Et auprès de qui l’État a-t-il emprunté ? In fine, auprès du peuple, pardi, même si les banques et quelques autres ont servi d’intermédiaires.
Résumons : l’État a fourni des services au peuple, le peuple n’a pas tout payé, mais a prêté à l’État de quoi survivre. Je prends une baguette chez le boulanger, je ne la paye pas, mais j’ai la courtoisie de lui prêter (avec un intérêt modeste) un euro. Ça paraît à peu près clair.
Oui, mais il y a peuple et peuple ! Pour le dire comme ça, le « peuple des usagers » a bénéficié de prestations que le « peuple des contribuables » n’a pas payées et, alors, le « peuple des épargnants » a prêté beaucoup d’argent à l’État. Évidemment, l’usager, le contribuable et l’épargnant n’ont pas le même profil-type.
En gros, selon les bons principes républicains, l’État doit :
fournir selon les besoins,
collecter l’impôt selon les « capacités contributives » (selon Adam Smith, du moins),
emprunter selon les disponibilités.
Les trois n’ont pas la même géographie sociale. Les capacités contributives et les disponibilités sont logées à proximité les unes des autres dans la société, par construction.

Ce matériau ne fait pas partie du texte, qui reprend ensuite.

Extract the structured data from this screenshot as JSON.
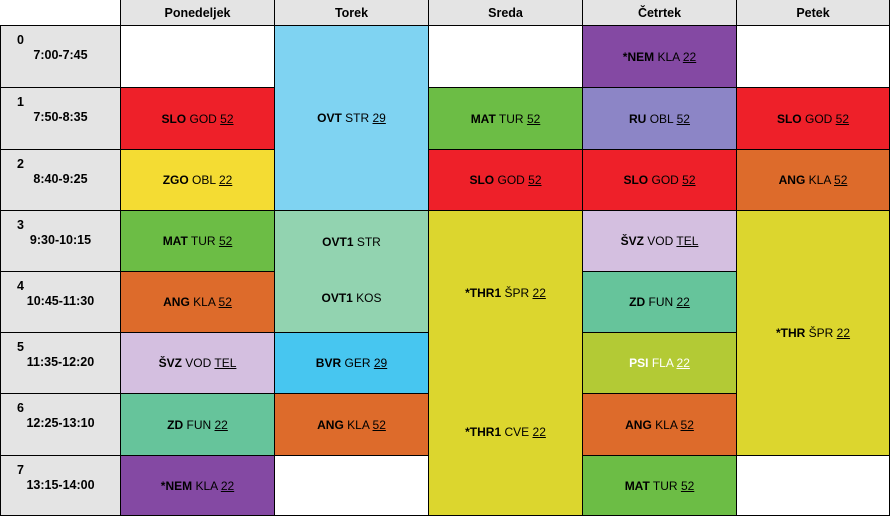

Voyez-vous où je veux en venir ?
Jean-René Brunetière
*N.d.l.r. : une première version de ce texte citant la « dernière publication de l’Insee », donnait 1 471 Md €. Mais la dernière publication de l’Insee se périme assez vite (surtout depuis décembre 2007 !) comme l’indique l’illustration qui l’accompagne : Dette au sens de Maastricht des administrations publiques en point de PIB. Insee, Informations rapides, n°83, Mars 2012.